[In the days after the celebration of Martin Luther King's birthday, how well are we remembering, and living from, the example he set?]
Who is the man in the picture (left) with the prison number around his neck and the word "dead" written across the image by someone involved in updating information on former inmates of the Montgomery Jail? Schools, streets and important buildings bear his name. Parents name their children after him. Each year around this time, his birthday is celebrated as a national holiday (his actual birthday was January 15.)
There can be no doubt that the late Martin Luther King, Jr. is an American hero. Some consider him to be the greatest American of the twentieth century.
Perhaps, many would think this means that King must have been very close to perfect. But, much as we try to saint some people and assign to them perfection, there is no such thing as perfect.
King was, however, an almost superhuman carrier of God's Love. He was doomed with the burden all lovers carry. Like Jesus, King was reviled, spit at, imprisoned and hated with a ferocity that finally sent a fatal bullet into to him at the age of thirty-nine.
To this day, people try to diminsh King's accomplishments by pointing to his womanizing and his plagiarism of his doctoral thesis. Serious as these mistakes may have been, they have little to do with his message of Love or his titanic accomplishments.
This is because those who dedicate themselves to Love have aligned themselves with an energy which transcends any personal mistakes in judgment. Love doesn't care about human flaws. Love seeks only the fullest possible expression in this world.
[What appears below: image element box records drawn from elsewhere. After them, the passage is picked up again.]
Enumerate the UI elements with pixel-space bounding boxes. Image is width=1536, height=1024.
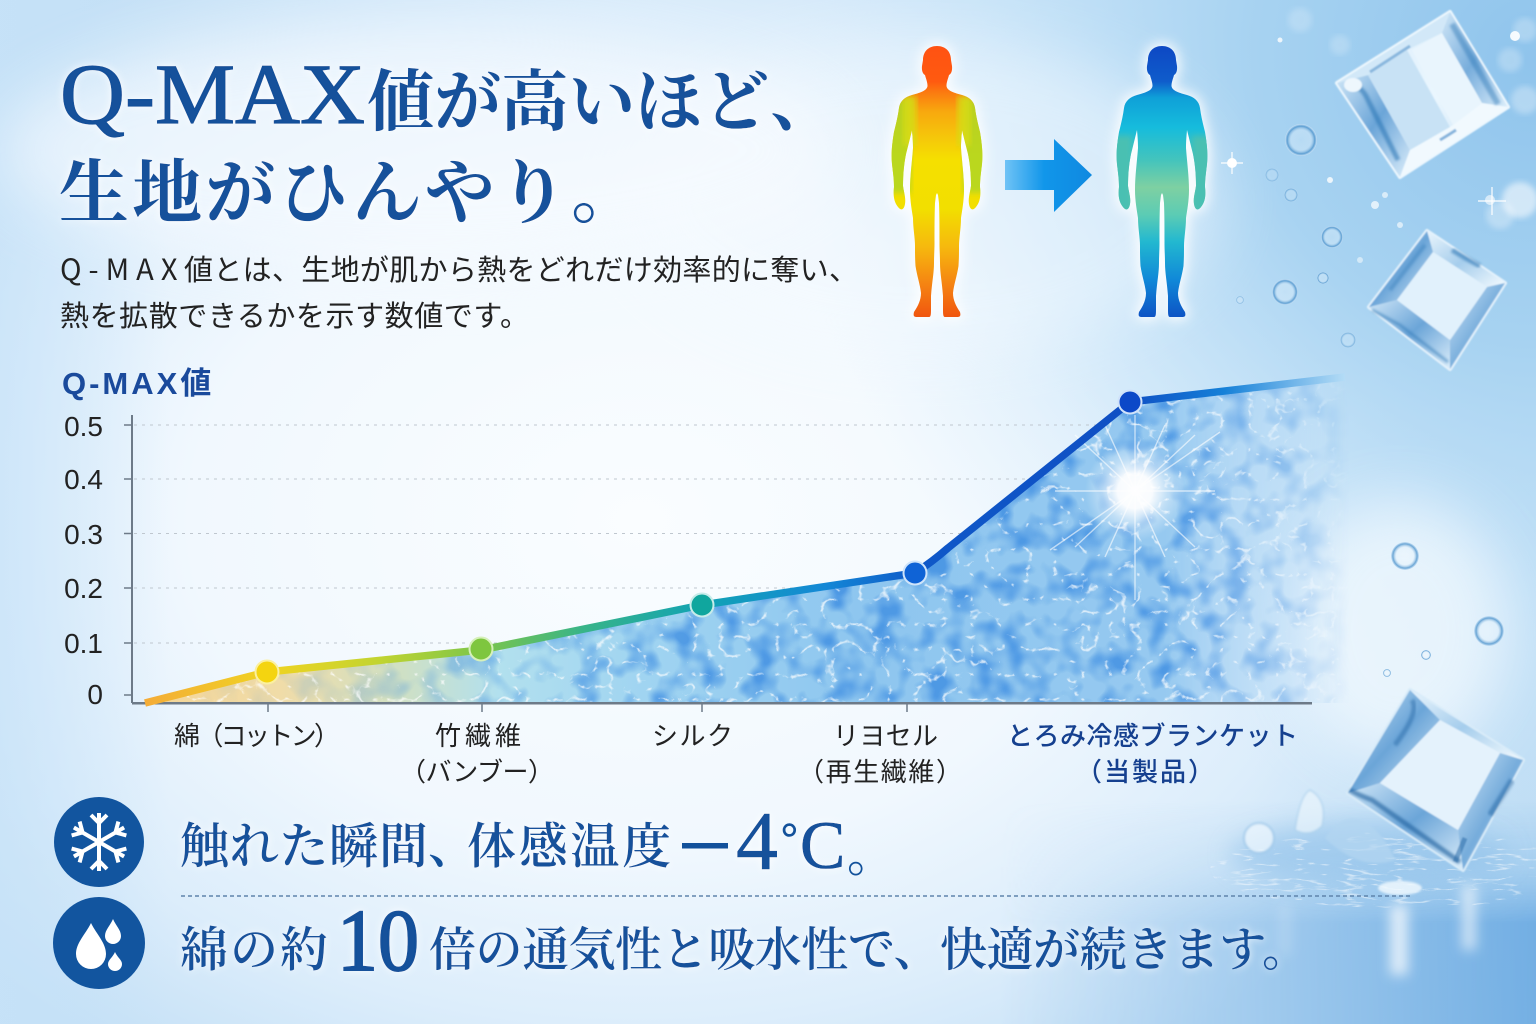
- benefit line 1: °: [781, 816, 798, 862]
- x axis labels: （バンブー）: [400, 752, 554, 789]
- ice texture area: [164, 384, 1343, 703]
- chart: [62, 366, 1380, 789]
- line series: [145, 377, 1345, 703]
- ice cube: top: [1337, 12, 1508, 177]
- benefit line 2: 10: [337, 893, 419, 990]
- ice cube: middle: [1369, 231, 1505, 369]
- benefit line 1: 、: [428, 808, 477, 878]
- data points: [256, 390, 1142, 684]
- x axis labels: シルク: [652, 716, 733, 753]
- x axis labels: とろみ冷感ブランケット: [1007, 716, 1298, 753]
- icon: snowflake: [54, 797, 144, 887]
- x axis labels: 綿（コットン）: [174, 716, 340, 753]
- y axis labels: 0.3: [64, 519, 103, 550]
- benefit line 2: [180, 893, 1309, 990]
- y axis labels: 0.1: [64, 628, 103, 659]
- description: Q-MAX: [60, 247, 184, 289]
- x axis labels: [174, 716, 1298, 789]
- title: 生地がひんやり。: [59, 137, 641, 238]
- ice cube: bottom: [1348, 690, 1523, 870]
- benefit line 2: 綿の約: [180, 911, 328, 980]
- benefit line 1: 体感温度: [467, 808, 671, 878]
- y axis labels: [64, 411, 103, 710]
- title: [59, 46, 837, 238]
- x axis labels: リヨセル: [833, 716, 938, 753]
- description: [60, 247, 858, 335]
- arrow: [1005, 139, 1092, 212]
- icon: body before cooling: [881, 46, 993, 318]
- x axis labels: （再生繊維）: [798, 752, 962, 789]
- sparkle: [1050, 415, 1220, 600]
- y axis title: Q-MAX値: [62, 366, 214, 401]
- water surface and splash: [1000, 790, 1536, 1024]
- benefit line 1: C: [800, 807, 845, 883]
- description: 熱を拡散できるかを示す数値です。: [60, 293, 529, 335]
- title: 値が高いほど、: [367, 49, 837, 145]
- benefit line 1: 。: [847, 816, 895, 885]
- title: Q-MAX: [60, 46, 365, 142]
- benefit line 1: 触れた瞬間: [180, 808, 428, 878]
- y axis labels: 0: [87, 679, 103, 710]
- x axis labels: （当製品）: [1076, 752, 1214, 789]
- benefit line 2: 倍の通気性と吸水性で、快適が続きます。: [429, 913, 1309, 980]
- y axis labels: 0.5: [64, 411, 103, 442]
- benefit line 1: 4: [736, 795, 778, 888]
- benefit line 1: [180, 795, 895, 888]
- y axis labels: 0.4: [64, 464, 103, 495]
- icon: body after cooling: [1106, 46, 1218, 318]
- description: 値とは、生地が肌から熱をどれだけ効率的に奪い、: [184, 247, 858, 289]
- water droplets: [1221, 31, 1520, 677]
- icon: water drops: [53, 897, 145, 989]
- x axis labels: 竹繊維: [435, 716, 521, 753]
- y axis labels: 0.2: [64, 573, 103, 604]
As I have often pointed out in the Journal, the ancient Greeks made sure to implant flaws into each and every one of their heroes. Thus, the famous Achilles, who was perfect and invulnerable except for a fatal weakness in his heel, the only part of his body not covered by the magic water into which his mother dipped him at birth.
We all have our Achilles' heels, and yet we are reviled when our flaws are suddenly exposed - attacked by people whose own flaws may be covered at the moment.
As caregivers celebrate King's birthday and his life, not only today but throughout the year, it is comforting to know that history has focused on King's great successes. It would be even more gratifying if King had lived to see this.